Scena prima

Ottavia.

Ecco, giá il popol tace: ogni tumulto

cessò; rinasce il silenzio di morte,

col salir delle tenebre. Quí deggio

aspettar la mia sorte; il signor mio

cosí l'impone. - Or, mentre sola io piango,

che fa Nerone? In rei bagordi egli apre

la notte giá. Securo stassi ei dunque?

sí tosto? appieno?... E in securtá pur viva!

Ma, a temer pronto, e a distemer del pari,

nulla ei piú crede ad un lontan periglio:

di un tanto error, deh, non glien torni il danno! -

Fra disoneste ebrezze, e sozzi giuochi

di scurril mensa, or (qual v'ha dubbio?) orrenda

morte ei mi appresta.

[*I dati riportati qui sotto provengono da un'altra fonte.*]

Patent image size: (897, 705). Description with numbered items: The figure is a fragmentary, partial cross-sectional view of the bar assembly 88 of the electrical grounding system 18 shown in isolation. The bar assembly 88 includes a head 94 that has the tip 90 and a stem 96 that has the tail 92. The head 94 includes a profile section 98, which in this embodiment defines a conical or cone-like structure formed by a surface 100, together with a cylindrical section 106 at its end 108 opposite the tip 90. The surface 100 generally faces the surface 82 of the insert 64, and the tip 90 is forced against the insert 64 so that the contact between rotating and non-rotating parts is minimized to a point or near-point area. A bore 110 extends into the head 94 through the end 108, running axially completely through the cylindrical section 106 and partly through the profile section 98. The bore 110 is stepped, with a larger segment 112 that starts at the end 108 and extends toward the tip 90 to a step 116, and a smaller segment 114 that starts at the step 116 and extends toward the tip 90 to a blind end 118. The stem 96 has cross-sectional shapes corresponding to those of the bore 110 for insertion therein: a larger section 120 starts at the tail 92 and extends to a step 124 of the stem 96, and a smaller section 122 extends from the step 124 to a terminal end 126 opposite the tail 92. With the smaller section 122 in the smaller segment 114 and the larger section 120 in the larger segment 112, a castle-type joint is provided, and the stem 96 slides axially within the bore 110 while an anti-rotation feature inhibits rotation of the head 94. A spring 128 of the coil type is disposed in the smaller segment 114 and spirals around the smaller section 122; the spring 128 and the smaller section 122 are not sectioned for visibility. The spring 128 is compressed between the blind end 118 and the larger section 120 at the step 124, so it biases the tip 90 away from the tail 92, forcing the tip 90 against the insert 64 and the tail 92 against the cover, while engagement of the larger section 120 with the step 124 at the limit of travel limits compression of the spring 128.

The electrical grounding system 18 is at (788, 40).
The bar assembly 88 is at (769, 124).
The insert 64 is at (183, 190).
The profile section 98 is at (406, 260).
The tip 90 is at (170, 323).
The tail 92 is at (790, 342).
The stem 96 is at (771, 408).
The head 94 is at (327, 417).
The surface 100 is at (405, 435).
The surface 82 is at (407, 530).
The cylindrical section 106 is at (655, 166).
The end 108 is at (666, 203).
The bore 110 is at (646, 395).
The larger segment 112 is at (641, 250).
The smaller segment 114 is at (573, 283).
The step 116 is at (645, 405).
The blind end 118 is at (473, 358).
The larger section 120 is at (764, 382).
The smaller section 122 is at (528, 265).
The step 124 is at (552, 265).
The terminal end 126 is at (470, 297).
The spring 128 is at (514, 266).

Il fratel mio giá vidi

cader fra le notturne tazze spento;

scritto in note di sangue a mensa anch'era

d'Agrippina l'eccidio: ognor la prima

vivanda è questa, che a sue liete cene

imbandisce Neron; le palpitanti

membra de' suoi. - Ma, il tempo scorre; e niuno

venire io veggio,... e nulla so... Del tutto

Seneca anch'egli or mi abbandona?... Ah, forse

piú non respira... Oh cielo!... ei sol pietoso

era per me... Neron giá forse in lui

il furor suo... Ma, oh gioja! Eccolo, ei viene.